N'oluyor peki sonuçta..? Ben diyorum ki arkadaşıma... "Üzülme, adaletaiz bir dünyada haksızlık da olsa bunlar olabilecek şeyler  eğer yaşamak istiyorsak.". Tamam olanları unutsun, beynini hemen arındırsaın ve mutlu yaşama dönsün en azında akşamları dört duvarında... Peki yarın saldırıya maruz kalmayaacğının garantisi var mı, daha da önemlisi o an yaşadığı psikolojinin telafisi nasıl olacak; çünkü bu olumsuzluklar yaşana yaşana birikiyor, onulmaz yaralar oluşturuyor, içimizdeki yaşama ve sevgiye dair umutlarımızı kırıyor...
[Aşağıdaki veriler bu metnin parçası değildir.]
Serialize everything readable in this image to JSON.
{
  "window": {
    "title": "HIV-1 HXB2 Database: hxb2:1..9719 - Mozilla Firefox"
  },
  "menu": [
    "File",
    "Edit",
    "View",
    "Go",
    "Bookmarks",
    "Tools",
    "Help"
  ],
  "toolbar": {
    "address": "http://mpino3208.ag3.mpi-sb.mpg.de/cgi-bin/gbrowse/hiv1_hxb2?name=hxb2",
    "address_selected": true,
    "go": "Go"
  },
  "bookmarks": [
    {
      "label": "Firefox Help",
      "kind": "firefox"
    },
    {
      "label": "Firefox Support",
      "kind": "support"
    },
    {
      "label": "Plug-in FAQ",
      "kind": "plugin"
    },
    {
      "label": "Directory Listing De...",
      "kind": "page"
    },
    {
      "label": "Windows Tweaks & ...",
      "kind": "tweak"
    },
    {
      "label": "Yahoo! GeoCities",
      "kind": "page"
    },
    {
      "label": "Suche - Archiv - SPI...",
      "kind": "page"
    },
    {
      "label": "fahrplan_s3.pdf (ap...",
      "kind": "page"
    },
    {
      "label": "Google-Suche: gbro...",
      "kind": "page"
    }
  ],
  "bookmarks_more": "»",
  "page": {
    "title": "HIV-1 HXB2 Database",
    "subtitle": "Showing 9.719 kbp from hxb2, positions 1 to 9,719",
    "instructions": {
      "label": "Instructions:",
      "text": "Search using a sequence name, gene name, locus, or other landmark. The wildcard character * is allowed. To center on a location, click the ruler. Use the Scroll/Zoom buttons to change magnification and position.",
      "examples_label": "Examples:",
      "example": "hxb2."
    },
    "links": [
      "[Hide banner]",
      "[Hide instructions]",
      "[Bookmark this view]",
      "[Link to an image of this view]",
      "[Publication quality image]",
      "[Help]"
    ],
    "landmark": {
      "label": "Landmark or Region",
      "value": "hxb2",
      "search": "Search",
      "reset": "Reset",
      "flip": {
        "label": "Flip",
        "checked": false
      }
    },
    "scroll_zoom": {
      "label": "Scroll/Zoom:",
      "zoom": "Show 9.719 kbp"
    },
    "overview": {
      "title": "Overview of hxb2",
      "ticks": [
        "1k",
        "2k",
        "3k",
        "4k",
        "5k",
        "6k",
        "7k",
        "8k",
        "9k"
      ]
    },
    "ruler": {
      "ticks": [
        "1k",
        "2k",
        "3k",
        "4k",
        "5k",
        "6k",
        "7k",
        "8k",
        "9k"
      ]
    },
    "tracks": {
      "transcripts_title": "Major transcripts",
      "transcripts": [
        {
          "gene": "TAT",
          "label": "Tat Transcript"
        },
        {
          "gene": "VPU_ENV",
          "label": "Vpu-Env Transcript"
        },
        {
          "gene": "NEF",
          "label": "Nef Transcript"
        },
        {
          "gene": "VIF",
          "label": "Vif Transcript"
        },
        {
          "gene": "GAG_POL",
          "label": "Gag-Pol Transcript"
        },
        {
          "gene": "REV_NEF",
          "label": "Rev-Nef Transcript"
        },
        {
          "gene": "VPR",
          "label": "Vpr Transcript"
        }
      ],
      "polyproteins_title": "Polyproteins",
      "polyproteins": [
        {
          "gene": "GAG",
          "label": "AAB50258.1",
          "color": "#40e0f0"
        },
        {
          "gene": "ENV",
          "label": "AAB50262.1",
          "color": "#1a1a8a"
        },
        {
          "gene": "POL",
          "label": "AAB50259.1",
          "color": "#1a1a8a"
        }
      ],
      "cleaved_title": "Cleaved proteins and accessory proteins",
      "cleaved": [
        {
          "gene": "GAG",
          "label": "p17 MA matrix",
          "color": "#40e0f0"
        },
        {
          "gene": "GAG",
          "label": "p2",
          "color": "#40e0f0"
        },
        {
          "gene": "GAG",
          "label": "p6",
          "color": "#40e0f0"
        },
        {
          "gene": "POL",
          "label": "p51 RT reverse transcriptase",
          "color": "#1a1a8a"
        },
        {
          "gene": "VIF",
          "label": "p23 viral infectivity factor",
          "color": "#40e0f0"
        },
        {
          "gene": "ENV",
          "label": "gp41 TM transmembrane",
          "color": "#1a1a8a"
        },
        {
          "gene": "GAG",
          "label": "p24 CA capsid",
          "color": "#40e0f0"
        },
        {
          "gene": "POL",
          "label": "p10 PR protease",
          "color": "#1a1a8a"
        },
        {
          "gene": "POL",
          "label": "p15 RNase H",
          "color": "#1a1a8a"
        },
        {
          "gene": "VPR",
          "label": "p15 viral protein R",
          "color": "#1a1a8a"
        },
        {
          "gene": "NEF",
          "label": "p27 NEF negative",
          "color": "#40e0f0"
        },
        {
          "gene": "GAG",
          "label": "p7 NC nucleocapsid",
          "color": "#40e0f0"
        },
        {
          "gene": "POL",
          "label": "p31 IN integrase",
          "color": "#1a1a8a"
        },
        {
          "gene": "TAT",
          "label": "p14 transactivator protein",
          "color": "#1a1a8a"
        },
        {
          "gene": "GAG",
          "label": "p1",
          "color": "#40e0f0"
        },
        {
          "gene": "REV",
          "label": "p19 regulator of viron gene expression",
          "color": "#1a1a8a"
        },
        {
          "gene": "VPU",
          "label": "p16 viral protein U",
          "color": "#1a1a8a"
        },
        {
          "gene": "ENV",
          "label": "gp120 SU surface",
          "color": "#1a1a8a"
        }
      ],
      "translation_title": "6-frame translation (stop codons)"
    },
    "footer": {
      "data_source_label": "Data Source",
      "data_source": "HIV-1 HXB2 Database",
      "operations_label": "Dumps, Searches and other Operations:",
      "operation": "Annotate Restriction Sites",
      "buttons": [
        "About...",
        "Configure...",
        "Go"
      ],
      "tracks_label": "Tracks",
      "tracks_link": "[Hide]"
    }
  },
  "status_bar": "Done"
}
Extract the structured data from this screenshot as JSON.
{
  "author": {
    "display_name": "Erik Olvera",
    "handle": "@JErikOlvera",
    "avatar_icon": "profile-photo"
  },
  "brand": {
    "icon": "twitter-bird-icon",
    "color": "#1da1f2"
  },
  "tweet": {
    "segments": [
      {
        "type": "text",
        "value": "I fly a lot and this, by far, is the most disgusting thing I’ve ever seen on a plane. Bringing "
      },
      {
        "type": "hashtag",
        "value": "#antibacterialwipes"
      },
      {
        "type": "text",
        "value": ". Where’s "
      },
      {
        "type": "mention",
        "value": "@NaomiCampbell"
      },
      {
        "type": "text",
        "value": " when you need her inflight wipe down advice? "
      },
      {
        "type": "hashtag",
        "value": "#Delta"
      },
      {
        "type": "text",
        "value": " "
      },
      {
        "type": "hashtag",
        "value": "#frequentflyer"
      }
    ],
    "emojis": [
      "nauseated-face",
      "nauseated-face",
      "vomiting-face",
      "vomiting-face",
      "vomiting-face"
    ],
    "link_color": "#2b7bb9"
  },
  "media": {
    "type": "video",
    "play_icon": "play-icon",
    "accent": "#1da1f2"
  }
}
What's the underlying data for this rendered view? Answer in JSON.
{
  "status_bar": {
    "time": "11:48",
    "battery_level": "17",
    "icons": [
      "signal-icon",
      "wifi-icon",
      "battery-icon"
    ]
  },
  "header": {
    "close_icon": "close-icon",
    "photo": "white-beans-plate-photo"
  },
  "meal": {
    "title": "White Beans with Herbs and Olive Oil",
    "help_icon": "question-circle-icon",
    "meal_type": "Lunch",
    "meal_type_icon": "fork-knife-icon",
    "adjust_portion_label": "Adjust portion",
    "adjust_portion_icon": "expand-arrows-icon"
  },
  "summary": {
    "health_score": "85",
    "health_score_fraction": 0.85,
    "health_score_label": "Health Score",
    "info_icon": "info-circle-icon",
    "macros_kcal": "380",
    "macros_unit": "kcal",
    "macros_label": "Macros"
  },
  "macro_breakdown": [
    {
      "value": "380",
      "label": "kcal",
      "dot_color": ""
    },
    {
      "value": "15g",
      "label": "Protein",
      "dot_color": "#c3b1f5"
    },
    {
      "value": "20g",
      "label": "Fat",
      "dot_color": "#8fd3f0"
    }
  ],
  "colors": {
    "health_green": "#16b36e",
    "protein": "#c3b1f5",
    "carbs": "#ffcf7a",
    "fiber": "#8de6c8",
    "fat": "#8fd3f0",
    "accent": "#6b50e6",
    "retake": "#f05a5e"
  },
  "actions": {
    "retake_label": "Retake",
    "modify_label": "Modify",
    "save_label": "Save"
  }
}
"Gideceğim" diyor arkadaşım; başka bir şehire, başka bir mahalleye... Kilitleyeceğim beynimi, kapatacağım insanlara; sağır ve dilsiz numarası yapacağım. İnsanın güvenebileceği hiçbir kimsenin olmaması ne kadar acı bir şey tahmin edebiliyor musunuz; sadece toplum değil, kendi camian bile. Çünkü eşcinsel dünya da heteroseksist dünyaya ayak uydurmuş. Yalancıysan, dolancıysan, iki yüzlüysen, çıkarcıysan, vesaireysen, o zaman seviyor seni, o zaman dost oluyor. Bazı insanlar bin kere, milyon kere ötekileştiriliyor biliyor musunuz? Genç değilsen, güzel değilsen, paran yoksa, bedensel özürlüysen, yabancıysan, daha da önemlisi sahtekar değilsen, satmıyorsan insanaları, ötekilerin de ötekisi oluyorsun çarka ayak uydurmadığın için. Bazıları yalnız kalmaz, yanızlığı tercih etmeye zorlarlar; dürüst kişiliğinden ödün veremeyenlerin kaderi budur.

Arkadaşıma diyorum ki gene... Boşveeerr... Kötü olmaktansa, kötülüğe maruz kal. Aynı şeyleri başkasına yapan sen olmak istyer miydin? Sen duyarlı ve vicdanlı bir adamsın. Sen öyle olamayacağına göre, madolyanın iyi yüzü olmaktan üzülmek yerine, kötü yüzü olmadığın için mutlu ol. Mağduriyet kötü bir şey ama vicdansız biri olmak daha kötü bir şey. En azından kendi adıma böyle. Vicdanım beni rahatsız edeceğine veya vicdansız ve kötü bir insan olacağıma, acı çekmeyi yeğlerim. Siz hangi tarafta yer almak isterdiniz; bütün güçleri elinde bulunduran ve acı veren vicdansız ve kötü tarafta mı, yoksa vicdanlı ve iyi tarafta, acı çeken tarafta mı?

Bazı inanlar evet kaldıramıyor kötü olaylara maruz kalmayı. Ama benim bütüncül düşüncem, dünyanın kötü tarafları için mücadele edilmesi gerektiğine inancım, olayların etkisinden daha kolay sıyrılmamı sağlıyor. Yaşamak istiyorsak, hepimizin bir şekilde mücadeleci etmesi gerekiyor. Çünkü pes etmek, kendinden vazgeçmektir.